Peter Jurczyk und die Prominenz an seinen Raststätten

Ascheberg

Auf einen Kaffee und ein Autogramm für Peter Jurczyk haben schon einige Prominente einen Zwischenstopp an der Autobahn 1 eingelegt. Der Pächter der beiden Raststätten „Im Mersch“ und „Eichengrund“ hat eine stattliche Autogrammsammlung verschiedener Promis.

Von Ann-Christin Frank

Von Showbusiness über Sport bis Schlager und von Rudi Carrell bis Harald Schmidt. Bei Peter Jurczyk waren schon so einige bekannte Gesichter aus dem Fernsehen, um sich an einer seiner Raststätten einen Kaffee zu gönnen. Peter Jurczyk ist stolz auf seine Autogrammsammlung, diese hängt gut sichtbar in der Raststätte. Foto: acfacf

Dieter Bohlen, Peter Maffay, der junge Helmuth Kohl, Rudi Carrell, diverse Stars und Sternchen aus der Casting-Show „Deutschland sucht den Superstar“ und viele mehr. Sie alle haben schon einen Stopp an einer der beiden Rastplätze des Aschebergers Peter Jurczyk eingelegt.

„Drama, Baby“

Der Pächter der beiden Raststätten „Im Mersch“ und „Eichengrund“ an der Autobahn 1 hat an seinen Zwillings-Raststätten, die sich entlang der wichtigen Verkehrsader genau gegenüberliegen, häufig Besuch von der Prominenz. Denn diese scheut die größeren Rastplätze. Bis in die 90er Jahre – und sogar noch weiter – gehen die Autogrammkarten und persönlichen Widmungen der Stars zurück. Jurczyk selber hat die Raststätten 1999 von seiner Mutter übernommen und auch sie fragte die berühmten Persönlichkeiten gerne nach einer Unterschrift. „Es ist eine Tradition, die bis heute auch beim Personal erhalten geblieben ist“, weiß Jurczyk und erinnert sich noch gut daran, als Bruce Darnell plötzlich vorfuhr und eine seiner Mitarbeiterinnen, die an der Theke bediente, vor Aufregung völlig aufdrehte. Der Promi beantwortete dies mit seinem bekannten Spruch: „Drama, Baby“ – und hinterließ diesen Spruch auch in einem der zahlreichen Bilderrahmen, die an beiden Raststätten den Durchgangsweg zum „Stillen Örtchen“ schmücken.

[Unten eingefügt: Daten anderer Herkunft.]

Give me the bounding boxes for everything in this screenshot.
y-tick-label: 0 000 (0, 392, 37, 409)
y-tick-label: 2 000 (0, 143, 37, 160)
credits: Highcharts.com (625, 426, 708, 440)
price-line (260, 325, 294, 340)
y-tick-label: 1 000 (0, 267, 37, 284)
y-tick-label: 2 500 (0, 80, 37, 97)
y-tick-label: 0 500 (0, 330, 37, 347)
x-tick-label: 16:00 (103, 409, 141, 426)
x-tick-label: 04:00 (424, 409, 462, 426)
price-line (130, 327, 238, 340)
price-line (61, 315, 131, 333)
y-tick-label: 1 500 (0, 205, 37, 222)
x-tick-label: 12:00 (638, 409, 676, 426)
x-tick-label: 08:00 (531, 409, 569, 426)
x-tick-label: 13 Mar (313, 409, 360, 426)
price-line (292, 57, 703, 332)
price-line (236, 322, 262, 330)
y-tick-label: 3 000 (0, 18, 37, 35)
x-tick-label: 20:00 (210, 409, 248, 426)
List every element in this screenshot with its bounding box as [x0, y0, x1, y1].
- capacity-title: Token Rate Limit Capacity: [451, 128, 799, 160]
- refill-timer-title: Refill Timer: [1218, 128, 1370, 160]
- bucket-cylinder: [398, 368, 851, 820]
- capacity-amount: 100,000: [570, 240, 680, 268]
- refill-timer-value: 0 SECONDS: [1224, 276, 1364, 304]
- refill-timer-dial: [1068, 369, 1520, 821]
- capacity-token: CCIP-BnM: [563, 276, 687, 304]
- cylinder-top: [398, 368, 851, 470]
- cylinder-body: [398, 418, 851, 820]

Harald Schmidt kaufte immer eine FAZ

Früher kam auch häufiger der Moderator Harald Schmidt vorbei. „Er kaufte sich immer eine FAZ“, verrät Jurczyk, der auch viele Gespräche mit dem in diesem Jahr verstorbenen Entertainer Willi Herren an der Raststätte geführt hat.

Auch Howard Carpendale sei eine Zeit lang gängiger Gast gewesen, der mindestens zwei Mal im Jahr einen Zwischenstopp an der Raststätte einlegte. Ob er den Musiker mittlerweile – in Anspielung auf seinen berühmtesten Hit – mit einem „Hello again“ begrüße? Über diese Frage schweigt Jurczyk diskret schmunzelnd.

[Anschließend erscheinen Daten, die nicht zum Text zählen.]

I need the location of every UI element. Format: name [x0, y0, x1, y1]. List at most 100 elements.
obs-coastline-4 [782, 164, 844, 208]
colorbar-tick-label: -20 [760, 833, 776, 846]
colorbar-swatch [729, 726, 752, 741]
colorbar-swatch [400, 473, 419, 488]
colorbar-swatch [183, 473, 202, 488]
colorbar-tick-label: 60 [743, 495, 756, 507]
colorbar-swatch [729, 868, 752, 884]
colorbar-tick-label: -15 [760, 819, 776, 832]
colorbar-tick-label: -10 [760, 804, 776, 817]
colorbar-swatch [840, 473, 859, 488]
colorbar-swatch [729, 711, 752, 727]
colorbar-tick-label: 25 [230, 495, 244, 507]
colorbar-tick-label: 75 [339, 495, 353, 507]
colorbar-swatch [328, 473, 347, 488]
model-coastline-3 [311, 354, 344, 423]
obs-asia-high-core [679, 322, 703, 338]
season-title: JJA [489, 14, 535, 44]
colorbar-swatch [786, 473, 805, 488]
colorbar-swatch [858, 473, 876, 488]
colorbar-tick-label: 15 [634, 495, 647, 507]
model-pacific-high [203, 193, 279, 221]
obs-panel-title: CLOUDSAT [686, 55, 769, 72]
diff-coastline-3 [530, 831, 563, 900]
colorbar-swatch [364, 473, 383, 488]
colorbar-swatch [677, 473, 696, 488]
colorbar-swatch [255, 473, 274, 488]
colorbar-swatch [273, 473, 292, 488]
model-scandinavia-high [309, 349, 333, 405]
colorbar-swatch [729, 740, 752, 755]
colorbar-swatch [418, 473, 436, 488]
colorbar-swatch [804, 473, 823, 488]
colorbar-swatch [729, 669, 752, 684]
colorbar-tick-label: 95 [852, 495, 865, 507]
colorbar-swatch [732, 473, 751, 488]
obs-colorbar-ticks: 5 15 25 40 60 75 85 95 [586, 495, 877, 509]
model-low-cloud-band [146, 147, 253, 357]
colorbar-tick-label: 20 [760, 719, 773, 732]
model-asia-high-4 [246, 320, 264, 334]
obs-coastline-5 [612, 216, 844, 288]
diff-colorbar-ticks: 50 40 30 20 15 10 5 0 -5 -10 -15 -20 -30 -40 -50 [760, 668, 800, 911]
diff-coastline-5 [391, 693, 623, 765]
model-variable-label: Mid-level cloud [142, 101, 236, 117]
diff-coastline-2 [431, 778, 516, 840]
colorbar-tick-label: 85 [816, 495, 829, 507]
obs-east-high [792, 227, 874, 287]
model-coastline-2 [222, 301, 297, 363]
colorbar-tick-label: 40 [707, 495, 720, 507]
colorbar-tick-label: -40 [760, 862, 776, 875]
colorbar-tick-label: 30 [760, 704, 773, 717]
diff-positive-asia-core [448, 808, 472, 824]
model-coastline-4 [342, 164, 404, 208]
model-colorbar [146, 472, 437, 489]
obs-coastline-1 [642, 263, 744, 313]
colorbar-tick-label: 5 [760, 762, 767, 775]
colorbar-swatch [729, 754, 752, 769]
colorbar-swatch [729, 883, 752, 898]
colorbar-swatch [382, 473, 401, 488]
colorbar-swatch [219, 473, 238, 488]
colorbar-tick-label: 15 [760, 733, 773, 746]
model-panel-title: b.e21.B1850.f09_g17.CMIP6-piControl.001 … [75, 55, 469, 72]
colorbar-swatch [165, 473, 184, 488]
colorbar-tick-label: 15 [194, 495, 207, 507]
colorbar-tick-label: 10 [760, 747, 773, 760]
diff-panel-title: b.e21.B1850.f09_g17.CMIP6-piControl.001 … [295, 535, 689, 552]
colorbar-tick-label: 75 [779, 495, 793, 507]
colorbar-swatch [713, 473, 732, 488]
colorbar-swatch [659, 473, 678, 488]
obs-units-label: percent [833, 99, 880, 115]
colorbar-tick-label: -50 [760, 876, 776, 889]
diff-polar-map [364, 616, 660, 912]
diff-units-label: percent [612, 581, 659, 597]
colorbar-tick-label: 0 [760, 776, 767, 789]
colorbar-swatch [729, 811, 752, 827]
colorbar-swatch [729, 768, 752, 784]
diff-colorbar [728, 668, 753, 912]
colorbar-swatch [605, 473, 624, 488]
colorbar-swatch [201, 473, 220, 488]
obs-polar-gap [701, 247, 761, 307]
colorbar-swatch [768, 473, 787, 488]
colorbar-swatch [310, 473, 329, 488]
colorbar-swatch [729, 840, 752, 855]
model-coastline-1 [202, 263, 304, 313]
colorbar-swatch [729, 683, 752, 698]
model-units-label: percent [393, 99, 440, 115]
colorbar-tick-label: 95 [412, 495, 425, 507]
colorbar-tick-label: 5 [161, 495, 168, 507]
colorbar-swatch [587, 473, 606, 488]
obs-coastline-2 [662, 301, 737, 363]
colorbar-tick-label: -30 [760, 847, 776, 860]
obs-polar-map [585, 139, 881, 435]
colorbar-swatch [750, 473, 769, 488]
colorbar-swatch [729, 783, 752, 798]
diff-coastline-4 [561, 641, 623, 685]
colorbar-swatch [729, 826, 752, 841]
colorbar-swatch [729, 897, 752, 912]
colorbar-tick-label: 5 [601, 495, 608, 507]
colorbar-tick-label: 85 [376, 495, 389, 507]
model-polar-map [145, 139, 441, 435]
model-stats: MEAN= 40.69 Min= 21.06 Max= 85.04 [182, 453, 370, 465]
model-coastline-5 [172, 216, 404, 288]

Wer immer sich bei seiner nächsten Reise einen Snack und einen Coffee to go an der Raststätte holt, der sollte nebenbei auch einen Blick in den Gang werfen, um die ausgefallene Autogramm-Sammlung zu betrachten.

Wenn Corona irgendwann wieder etwas mehr öffentliches Leben zulässt, dann werden sich wieder häufiger die Stars an der Raststätte blicken lassen – auf einen Kaffee und ein Autogramm für Peter Jurczyk.